Thursday, 18 October 2012

Anti Cyber Bullying - Amanda Todd

Like any other media-involved story, Amanda Todd's is filled with emphasis to encourage interest and leads to misinform reader.

I believe that regardless of what the real story is, the underlying message is important.  As any parent, cyber bullying is a big concern and I want to be as informed as possible so that I can raise my kids without ignorance.

I discussed Amanda's story with my 10 year old step-son Mason.  I didn't go into scary details; I just informed him that she exposed herself online to an individual that tormented her with it.  That putting something on the internet is permanent and doesn't just disappear.  

I bought a computer armour this summer to hide my desktop in the kitchen.  So whenever the kids are on it, they need permission and I can see everything that happens; whenever it's out of use, I can hide it behind doors.  I know how to check the history when it comes time to monitor him closer.

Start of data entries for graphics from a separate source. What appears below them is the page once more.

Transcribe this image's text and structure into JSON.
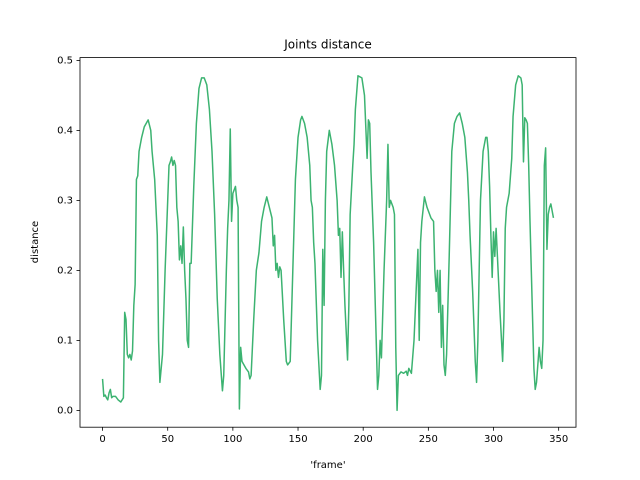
{
  "chart_data": {
    "type": "line",
    "title": "Joints distance",
    "xlabel": "'frame'",
    "ylabel": "distance",
    "xlim": [
      -17.3,
      363.3
    ],
    "ylim": [
      -0.024,
      0.504
    ],
    "xticks": [
      0,
      50,
      100,
      150,
      200,
      250,
      300,
      350
    ],
    "yticks": [
      {
        "value": 0,
        "label": "0.0"
      },
      {
        "value": 0.1,
        "label": "0.1"
      },
      {
        "value": 0.2,
        "label": "0.2"
      },
      {
        "value": 0.3,
        "label": "0.3"
      },
      {
        "value": 0.4,
        "label": "0.4"
      },
      {
        "value": 0.5,
        "label": "0.5"
      }
    ],
    "grid": false,
    "x": [
      0,
      1,
      2,
      3,
      4,
      5,
      6,
      7,
      8,
      10,
      12,
      14,
      16,
      17,
      18,
      19,
      20,
      21,
      22,
      23,
      24,
      25,
      26,
      27,
      28,
      30,
      32,
      35,
      37,
      38,
      40,
      42,
      43,
      44,
      46,
      48,
      50,
      51,
      52,
      53,
      54,
      55,
      56,
      57,
      58,
      59,
      60,
      61,
      62,
      63,
      64,
      65,
      66,
      67,
      68,
      70,
      72,
      74,
      76,
      78,
      80,
      82,
      84,
      86,
      88,
      90,
      92,
      93,
      95,
      96,
      97,
      98,
      99,
      100,
      101,
      102,
      103,
      104,
      105,
      106,
      107,
      110,
      112,
      113,
      114,
      116,
      118,
      120,
      122,
      124,
      126,
      128,
      130,
      131,
      132,
      133,
      134,
      135,
      136,
      137,
      139,
      141,
      142,
      144,
      146,
      148,
      150,
      152,
      153,
      155,
      157,
      159,
      160,
      161,
      162,
      163,
      165,
      167,
      168,
      169,
      170,
      171,
      172,
      174,
      176,
      178,
      180,
      181,
      182,
      183,
      184,
      185,
      186,
      188,
      189,
      190,
      192,
      193,
      194,
      196,
      199,
      201,
      203,
      204,
      205,
      206,
      208,
      210,
      211,
      212,
      213,
      214,
      216,
      218,
      219,
      220,
      221,
      223,
      224,
      225,
      226,
      227,
      229,
      231,
      233,
      234,
      235,
      237,
      239,
      242,
      243,
      244,
      245,
      247,
      249,
      252,
      254,
      255,
      256,
      257,
      258,
      259,
      260,
      261,
      262,
      263,
      264,
      266,
      268,
      270,
      272,
      274,
      276,
      278,
      280,
      281,
      282,
      284,
      286,
      287,
      288,
      289,
      290,
      292,
      294,
      295,
      296,
      297,
      298,
      299,
      300,
      301,
      302,
      303,
      305,
      307,
      308,
      309,
      310,
      312,
      314,
      315,
      317,
      319,
      321,
      322,
      323,
      324,
      325,
      326,
      327,
      328,
      329,
      330,
      331,
      332,
      333,
      335,
      336,
      337,
      338,
      339,
      340,
      341,
      342,
      343,
      344,
      346
    ],
    "series": [
      {
        "name": "distance",
        "color": "#3cb371",
        "values": [
          0.045,
          0.02,
          0.022,
          0.018,
          0.015,
          0.025,
          0.03,
          0.018,
          0.02,
          0.02,
          0.015,
          0.012,
          0.018,
          0.14,
          0.13,
          0.08,
          0.075,
          0.08,
          0.072,
          0.085,
          0.15,
          0.18,
          0.33,
          0.335,
          0.37,
          0.39,
          0.405,
          0.415,
          0.4,
          0.37,
          0.33,
          0.25,
          0.1,
          0.04,
          0.08,
          0.2,
          0.3,
          0.35,
          0.355,
          0.362,
          0.35,
          0.357,
          0.35,
          0.29,
          0.27,
          0.215,
          0.235,
          0.21,
          0.262,
          0.2,
          0.16,
          0.1,
          0.09,
          0.21,
          0.21,
          0.32,
          0.41,
          0.46,
          0.475,
          0.475,
          0.465,
          0.43,
          0.37,
          0.28,
          0.16,
          0.08,
          0.028,
          0.05,
          0.2,
          0.26,
          0.3,
          0.402,
          0.27,
          0.31,
          0.315,
          0.32,
          0.3,
          0.29,
          0.002,
          0.09,
          0.07,
          0.06,
          0.055,
          0.045,
          0.05,
          0.13,
          0.2,
          0.225,
          0.27,
          0.29,
          0.305,
          0.29,
          0.275,
          0.235,
          0.25,
          0.2,
          0.21,
          0.19,
          0.205,
          0.2,
          0.13,
          0.07,
          0.065,
          0.07,
          0.2,
          0.33,
          0.39,
          0.415,
          0.42,
          0.41,
          0.39,
          0.35,
          0.3,
          0.29,
          0.24,
          0.21,
          0.1,
          0.03,
          0.05,
          0.23,
          0.15,
          0.3,
          0.37,
          0.4,
          0.38,
          0.35,
          0.3,
          0.25,
          0.26,
          0.19,
          0.255,
          0.2,
          0.15,
          0.072,
          0.15,
          0.28,
          0.35,
          0.38,
          0.43,
          0.478,
          0.475,
          0.45,
          0.36,
          0.415,
          0.41,
          0.34,
          0.24,
          0.1,
          0.03,
          0.05,
          0.1,
          0.075,
          0.2,
          0.3,
          0.38,
          0.29,
          0.3,
          0.29,
          0.28,
          0.09,
          0.0,
          0.05,
          0.055,
          0.053,
          0.056,
          0.05,
          0.06,
          0.053,
          0.1,
          0.23,
          0.1,
          0.24,
          0.27,
          0.305,
          0.29,
          0.275,
          0.27,
          0.2,
          0.17,
          0.2,
          0.14,
          0.2,
          0.09,
          0.15,
          0.065,
          0.05,
          0.08,
          0.22,
          0.37,
          0.41,
          0.42,
          0.425,
          0.41,
          0.39,
          0.34,
          0.3,
          0.25,
          0.17,
          0.07,
          0.04,
          0.1,
          0.2,
          0.3,
          0.37,
          0.39,
          0.39,
          0.37,
          0.32,
          0.25,
          0.19,
          0.255,
          0.22,
          0.26,
          0.22,
          0.14,
          0.07,
          0.13,
          0.26,
          0.29,
          0.31,
          0.36,
          0.42,
          0.465,
          0.478,
          0.475,
          0.465,
          0.355,
          0.418,
          0.415,
          0.41,
          0.35,
          0.27,
          0.2,
          0.13,
          0.06,
          0.03,
          0.04,
          0.09,
          0.07,
          0.06,
          0.1,
          0.35,
          0.375,
          0.23,
          0.28,
          0.29,
          0.295,
          0.275
        ]
      }
    ]
  }
}
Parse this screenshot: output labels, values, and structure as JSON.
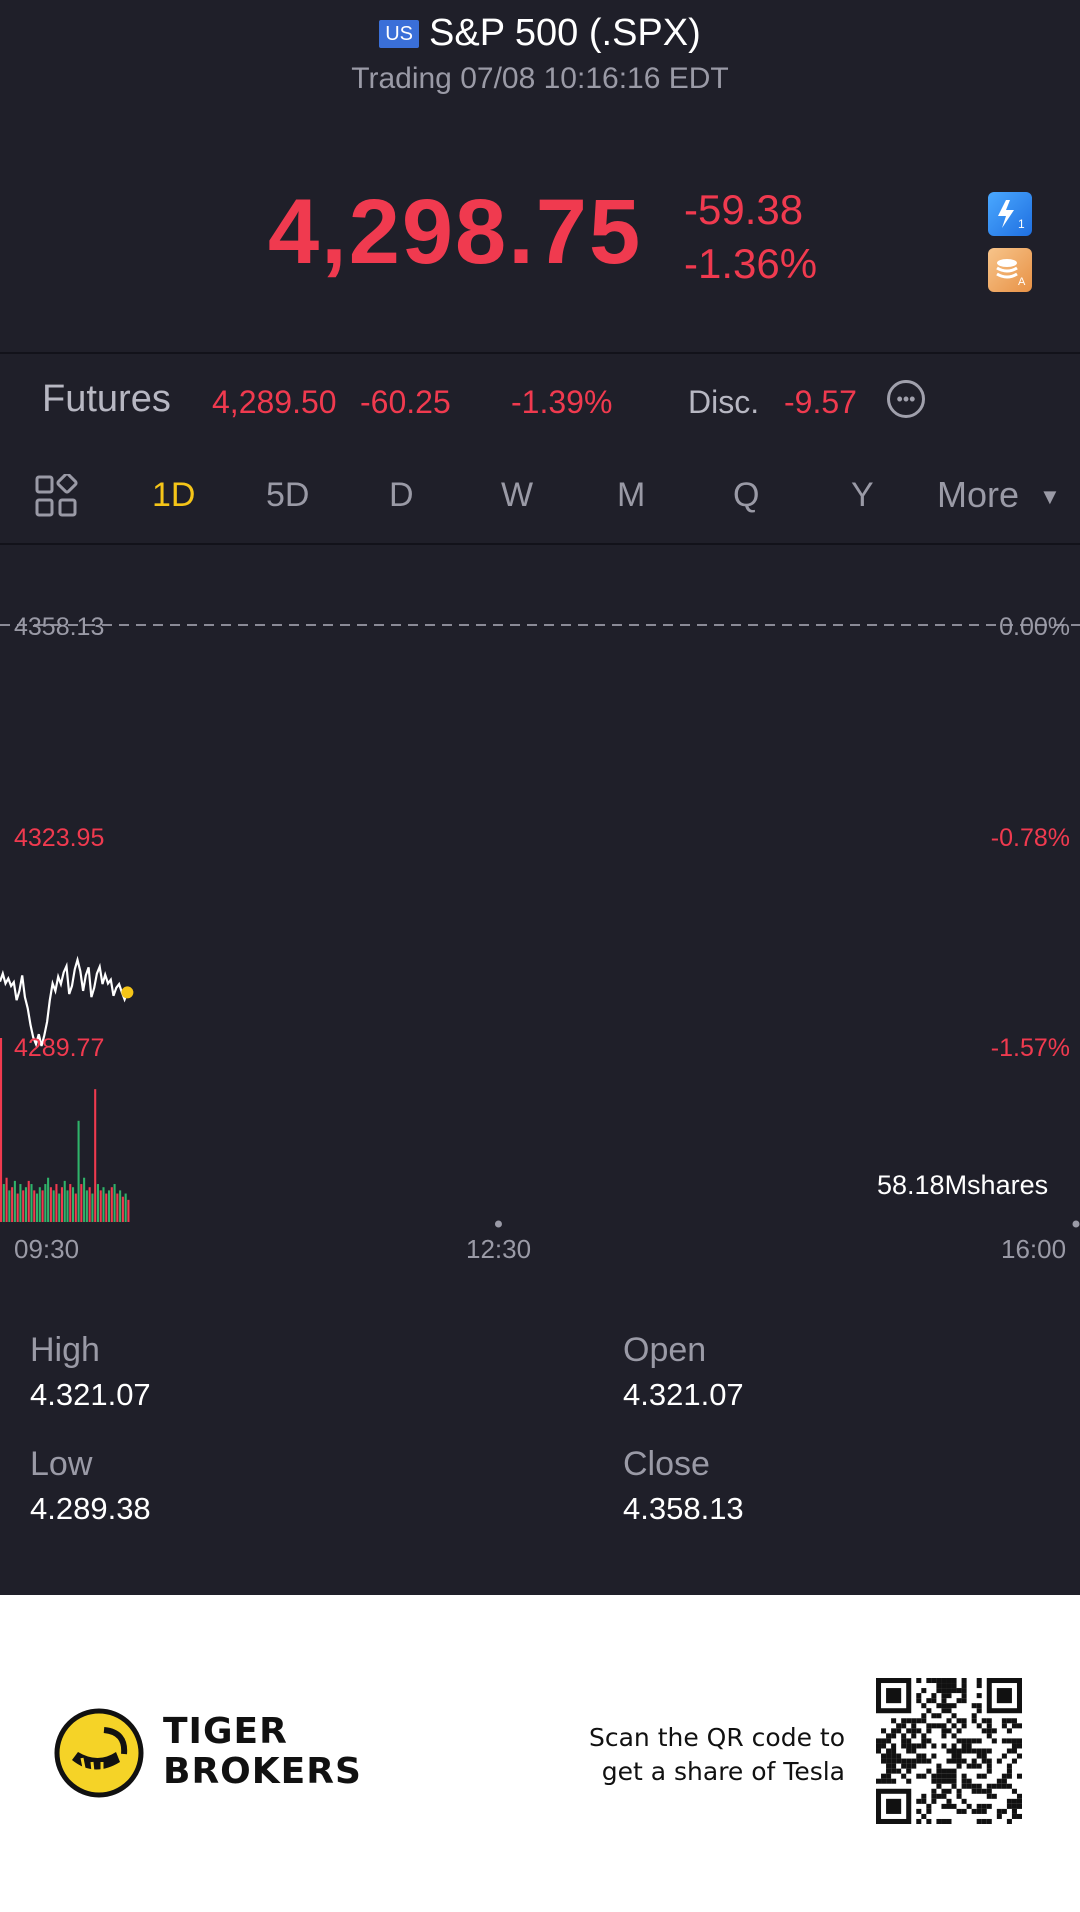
{
  "header": {
    "flag": "US",
    "title": "S&P 500 (.SPX)",
    "subtitle": "Trading 07/08 10:16:16 EDT"
  },
  "quote": {
    "price": "4,298.75",
    "change": "-59.38",
    "change_pct": "-1.36%",
    "icons": [
      "lightning-level1-icon",
      "stack-a-icon"
    ]
  },
  "futures": {
    "label": "Futures",
    "price": "4,289.50",
    "change": "-60.25",
    "change_pct": "-1.39%",
    "disc_label": "Disc.",
    "disc_value": "-9.57",
    "more_icon": "ellipsis-circle-icon"
  },
  "tabs": {
    "items": [
      "1D",
      "5D",
      "D",
      "W",
      "M",
      "Q",
      "Y"
    ],
    "active": "1D",
    "more_label": "More"
  },
  "chart": {
    "y_labels_left": [
      "4358.13",
      "4323.95",
      "4289.77"
    ],
    "y_labels_right": [
      "0.00%",
      "-0.78%",
      "-1.57%"
    ],
    "volume_label": "58.18Mshares",
    "time_labels": [
      "09:30",
      "12:30",
      "16:00"
    ]
  },
  "chart_data": {
    "type": "line",
    "title": "",
    "xlabel": "",
    "ylabel": "",
    "x_ticks": [
      "09:30",
      "12:30",
      "16:00"
    ],
    "ylim": [
      4289.77,
      4358.13
    ],
    "y_ticks": [
      4358.13,
      4323.95,
      4289.77
    ],
    "reference_line": 4358.13,
    "series": [
      {
        "x": [
          "09:30",
          "09:31",
          "09:32",
          "09:33",
          "09:34",
          "09:35",
          "09:36",
          "09:37",
          "09:38",
          "09:39",
          "09:40",
          "09:41",
          "09:42",
          "09:43",
          "09:44",
          "09:45",
          "09:46",
          "09:47",
          "09:48",
          "09:49",
          "09:50",
          "09:51",
          "09:52",
          "09:53",
          "09:54",
          "09:55",
          "09:56",
          "09:57",
          "09:58",
          "09:59",
          "10:00",
          "10:01",
          "10:02",
          "10:03",
          "10:04",
          "10:05",
          "10:06",
          "10:07",
          "10:08",
          "10:09",
          "10:10",
          "10:11",
          "10:12",
          "10:13",
          "10:14",
          "10:15",
          "10:16"
        ],
        "values": [
          4300.5,
          4301.8,
          4300.2,
          4301.0,
          4299.8,
          4300.4,
          4297.5,
          4299.0,
          4301.5,
          4298.0,
          4296.2,
          4293.5,
          4291.5,
          4290.4,
          4292.0,
          4290.1,
          4291.8,
          4294.0,
          4297.5,
          4300.2,
          4299.0,
          4301.3,
          4300.1,
          4302.0,
          4303.0,
          4298.5,
          4299.8,
          4302.5,
          4304.0,
          4302.2,
          4299.0,
          4301.5,
          4302.8,
          4298.0,
          4299.5,
          4301.8,
          4302.9,
          4300.1,
          4301.6,
          4300.2,
          4300.8,
          4298.2,
          4299.5,
          4300.1,
          4298.8,
          4297.6,
          4298.75
        ]
      }
    ],
    "volume": {
      "x": [
        "09:30",
        "09:31",
        "09:32",
        "09:33",
        "09:34",
        "09:35",
        "09:36",
        "09:37",
        "09:38",
        "09:39",
        "09:40",
        "09:41",
        "09:42",
        "09:43",
        "09:44",
        "09:45",
        "09:46",
        "09:47",
        "09:48",
        "09:49",
        "09:50",
        "09:51",
        "09:52",
        "09:53",
        "09:54",
        "09:55",
        "09:56",
        "09:57",
        "09:58",
        "09:59",
        "10:00",
        "10:01",
        "10:02",
        "10:03",
        "10:04",
        "10:05",
        "10:06",
        "10:07",
        "10:08",
        "10:09",
        "10:10",
        "10:11",
        "10:12",
        "10:13",
        "10:14",
        "10:15",
        "10:16"
      ],
      "values": [
        58.18,
        12,
        14,
        10,
        11,
        13,
        9,
        12,
        10,
        11,
        13,
        12,
        10,
        9,
        11,
        10,
        12,
        14,
        11,
        10,
        12,
        9,
        11,
        13,
        10,
        12,
        11,
        9,
        32,
        12,
        14,
        10,
        11,
        9,
        42,
        12,
        10,
        11,
        9,
        10,
        11,
        12,
        9,
        10,
        8,
        9,
        7
      ],
      "up": [
        false,
        true,
        false,
        true,
        false,
        true,
        false,
        true,
        false,
        true,
        false,
        true,
        false,
        true,
        true,
        false,
        true,
        true,
        false,
        true,
        false,
        true,
        false,
        true,
        true,
        false,
        true,
        false,
        true,
        false,
        true,
        true,
        false,
        true,
        false,
        true,
        false,
        true,
        false,
        true,
        false,
        true,
        false,
        true,
        false,
        true,
        false
      ]
    },
    "max_volume_label": "58.18Mshares"
  },
  "stats": {
    "high_label": "High",
    "high_value": "4.321.07",
    "open_label": "Open",
    "open_value": "4.321.07",
    "low_label": "Low",
    "low_value": "4.289.38",
    "close_label": "Close",
    "close_value": "4.358.13"
  },
  "footer": {
    "brand_line1": "TIGER",
    "brand_line2": "BROKERS",
    "scan_line1": "Scan the QR code to",
    "scan_line2": "get a share of Tesla",
    "logo_icon": "tiger-logo-icon",
    "qr_icon": "qr-code-icon"
  },
  "colors": {
    "background": "#1f1f29",
    "down": "#f03a4f",
    "up": "#2fb36a",
    "accent": "#f5c518",
    "muted": "#9a9aa6"
  }
}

11 Facts About Cyber Bullying

  1. Nearly 43% of kids have been bullied online. One in four has had it happen more than once.
  2. One in three teens has experienced cyber-threats online.
  3. Nine out of ten middle school students have had their feelings hurt online.
  4. About 75% have visited a website bashing another student.
  5. Four out of ten middle school students have had their password(s) stolen and changed by a bully who then locked them out of their own account or sent communications posing as them.
  6. The psychological and emotional outcomes of cyber bullying are similar to real-life bullying outcomes, except for the reality that with cyber bullying there is often no escape. School ends at 3 p.m., while the Internet is available all the time.
  7. Over 80% of teens use a cell phone regularly, making it the most common medium for cyber bullying.
  8. Girls are about twice as likely as boys to be victims and perpetrators of cyber bullying.
  9. About 58% of kids admit someone has said mean or hurtful things to them online. More than four out of ten say it has happened more than once.
  10. 90% of victims will not inform a parent or trusted adult of their abuse.
  11. Cyber bullying has increased in recent years. In a national survey of 10-17 year olds, twice as many children indicated they had been victims and perpetrators.

How Parents Can Help

If you discover that your child is being cyberbullied, talk to him or her about any experiences you have had in your childhood. This can help your child feel less alone. Let your child know that it's not his or her fault, and that bullying says more about the bully than the victim. Talking to teachers or school administrators also may help, but take cues from your child.
Many schools, school districts, and after-school clubs have established protocols for responding to cyberbullying; these vary by district and state. But before reporting the problem, let your child know that you plan to do so, as he or she could have concerns about "tattling" and might prefer that the problem be handled privately.
Other measures to try:
  • Block the bully. Most devices have settings that allow you to electronically block emails, IMs, or text messages from specific people.
  • Limit access to technology. Although it's hurtful, many kids who are bullied can't resist the temptation to check websites or phones to see if there are new messages. Keep the computer in a public place in the house (no laptops in children's bedrooms, for example) and limit the use of cell phones and games. Some companies allow you to turn off text messaging services during certain hours. And, most websites and phones provide the option for parental controls, which provide parents with access to their children’s messages and online life.
  • Know your kids' online world. Check their postings and the sites kids visit, and be aware of how they spend their time online. Talk to them about the importance of privacy and why it's a bad idea to share personal information online, even with friends. Encourage them to safeguard passwords. Write up cell phone and social media contracts that you are willing to enforce.
  • Look to the web for resource and support information about cyberbullying.
If your son or daughter agrees, you may also arrange for mediation with a therapist or counselor at school who can work with your child and/or the bully.